High levels of cortisol can result from a variety of reasons, including Cushing’s disease and adrenal tumors. Most adrenal tumors are found to be non-functioning, meaning they do not produce excess hormones. However, up to 47 percent of patients have mild autonomous cortisol excess (MACE).

The study, “Impact of hypercortisolism on skeletal muscle mass and adipose tissue mass in patients with adrenal adenomas,” was published in the journal Clinical Endocrinology.

Long-term studies have shown that as a group, patients with MACE tend to have increased cardiovascular risk factors, such as hypertension, type 2 diabetes mellitus (DM2), obesity, and high lipid levels, which are associated with higher cardiovascular death rates.

Abdominal adiposity, which refers to fat deposits around the abdomen and stomach, and central sarcopenia, referring to loss of skeletal muscle mass, are both known to be linked to higher cardiovascular risk and increased mortality.

Overt hypercortisolism is known to lead to increased visceral adiposity (body fat stored within the abdominal cavity) and muscle loss. However, little is known about the body composition of patients with adrenal adenomas and MACE.

Therefore, researchers set out to determine whether central sarcopenia and adiposity are present in patients with MACE, and whether they can be markers of disease severity in patients with adrenal adenomas. To determine this, researchers used body composition measurements of 25 patients with Cushing’s disease, 48 patients with MACE, and 32 patients with non-functioning adrenal tumors (NFAT) using abdominal CTs.

Specifically, researchers looked at visceral fat, subcutaneous fat, and total abdominal muscle mass. Visceral fat refers to fat around organs, and it is “deeper” than subcutaneous fat, which is closer to the skin.

Results showed that, compared to patients with non-functional tumors, those with Cushing’s disease had a higher visceral to total (V/T) fat ratio but a lower visceral to subcutaneous (V/S) fat ratio. In MACE patients, however, both ratios were decreased compared to patients with non-functional tumors.

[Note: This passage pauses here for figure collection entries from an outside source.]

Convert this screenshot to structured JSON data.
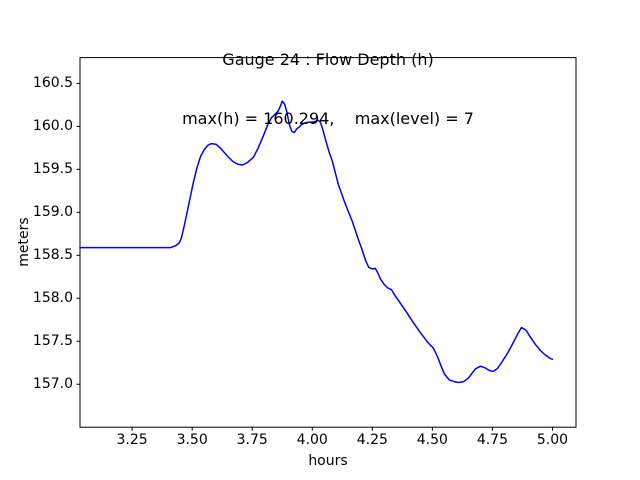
{
  "figure": {
    "title_line1": "Gauge 24 : Flow Depth (h)",
    "title_line2": "max(h) = 160.294,    max(level) = 7",
    "xlabel": "hours",
    "ylabel": "meters"
  },
  "chart_data": {
    "type": "line",
    "title": "Gauge 24 : Flow Depth (h)",
    "subtitle": "max(h) = 160.294,    max(level) = 7",
    "xlabel": "hours",
    "ylabel": "meters",
    "xlim": [
      3.033,
      5.098
    ],
    "ylim": [
      156.5,
      160.8
    ],
    "x_ticks": [
      3.25,
      3.5,
      3.75,
      4.0,
      4.25,
      4.5,
      4.75,
      5.0
    ],
    "x_tick_labels": [
      "3.25",
      "3.50",
      "3.75",
      "4.00",
      "4.25",
      "4.50",
      "4.75",
      "5.00"
    ],
    "y_ticks": [
      160.5,
      160.0,
      159.5,
      159.0,
      158.5,
      158.0,
      157.5,
      157.0
    ],
    "y_tick_labels": [
      "160.5",
      "160.0",
      "159.5",
      "159.0",
      "158.5",
      "158.0",
      "157.5",
      "157.0"
    ],
    "grid": false,
    "legend_position": "none",
    "line_color": "#0000ff",
    "line_width": 1.5,
    "max_h": 160.294,
    "max_level": 7,
    "series": [
      {
        "name": "h",
        "x": [
          3.033,
          3.1,
          3.2,
          3.3,
          3.38,
          3.41,
          3.43,
          3.445,
          3.455,
          3.465,
          3.475,
          3.49,
          3.505,
          3.52,
          3.535,
          3.55,
          3.565,
          3.58,
          3.6,
          3.62,
          3.645,
          3.67,
          3.69,
          3.71,
          3.73,
          3.755,
          3.775,
          3.795,
          3.815,
          3.83,
          3.845,
          3.858,
          3.868,
          3.875,
          3.885,
          3.895,
          3.905,
          3.915,
          3.925,
          3.935,
          3.945,
          3.955,
          3.97,
          3.985,
          4.0,
          4.015,
          4.025,
          4.033,
          4.042,
          4.054,
          4.07,
          4.083,
          4.108,
          4.137,
          4.166,
          4.19,
          4.208,
          4.222,
          4.235,
          4.25,
          4.262,
          4.272,
          4.285,
          4.3,
          4.315,
          4.33,
          4.345,
          4.36,
          4.39,
          4.42,
          4.45,
          4.48,
          4.504,
          4.52,
          4.535,
          4.55,
          4.57,
          4.59,
          4.61,
          4.63,
          4.65,
          4.666,
          4.68,
          4.7,
          4.72,
          4.737,
          4.754,
          4.77,
          4.79,
          4.813,
          4.838,
          4.858,
          4.871,
          4.89,
          4.91,
          4.93,
          4.95,
          4.97,
          4.99,
          5.0
        ],
        "y": [
          158.59,
          158.59,
          158.59,
          158.59,
          158.59,
          158.59,
          158.61,
          158.64,
          158.7,
          158.82,
          158.95,
          159.15,
          159.35,
          159.52,
          159.65,
          159.73,
          159.78,
          159.8,
          159.79,
          159.74,
          159.66,
          159.59,
          159.56,
          159.55,
          159.58,
          159.64,
          159.75,
          159.88,
          160.02,
          160.1,
          160.14,
          160.18,
          160.24,
          160.294,
          160.26,
          160.16,
          160.02,
          159.94,
          159.93,
          159.97,
          159.99,
          160.02,
          160.04,
          160.05,
          160.05,
          160.06,
          160.07,
          160.05,
          159.98,
          159.86,
          159.7,
          159.6,
          159.33,
          159.1,
          158.9,
          158.7,
          158.56,
          158.44,
          158.36,
          158.34,
          158.35,
          158.3,
          158.22,
          158.16,
          158.12,
          158.1,
          158.03,
          157.97,
          157.85,
          157.72,
          157.6,
          157.49,
          157.42,
          157.33,
          157.22,
          157.12,
          157.05,
          157.03,
          157.02,
          157.03,
          157.07,
          157.13,
          157.18,
          157.21,
          157.19,
          157.16,
          157.15,
          157.18,
          157.26,
          157.36,
          157.49,
          157.6,
          157.66,
          157.63,
          157.54,
          157.46,
          157.39,
          157.34,
          157.3,
          157.29
        ]
      }
    ]
  }
}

Cushing’s disease patients also had 10 cm2  less total muscle mass, compared to patients with non-functional tumors.

An overnight dexamethasone suppression test was conducted in these patients to determine levels of cortisol in the blood. The next morning, cortisol levels were checked. High levels of cortisol indicate the presence of a disease, such as MACE or Cushing’s disease.

After administering the test, researchers determined that for an increase in cortisol in the morning, there was a correlating increase in the V/T ratio and the V/S fat ratio, and a decrease in the mean total muscle mass.

Therefore, the higher the degree of hypercortisolism, the lower the muscle mass and the higher the visceral adiposity.

These results could prove to be clinically useful as both visceral adiposity and low muscle mass are risk factors of a number of diseases, including cardiovascular disease.

“Body composition measurement may provide an additive value in making a diagnosis of clinically important MACE and aid in individualizing management of patients with ACAs and MACE,” the researchers concluded.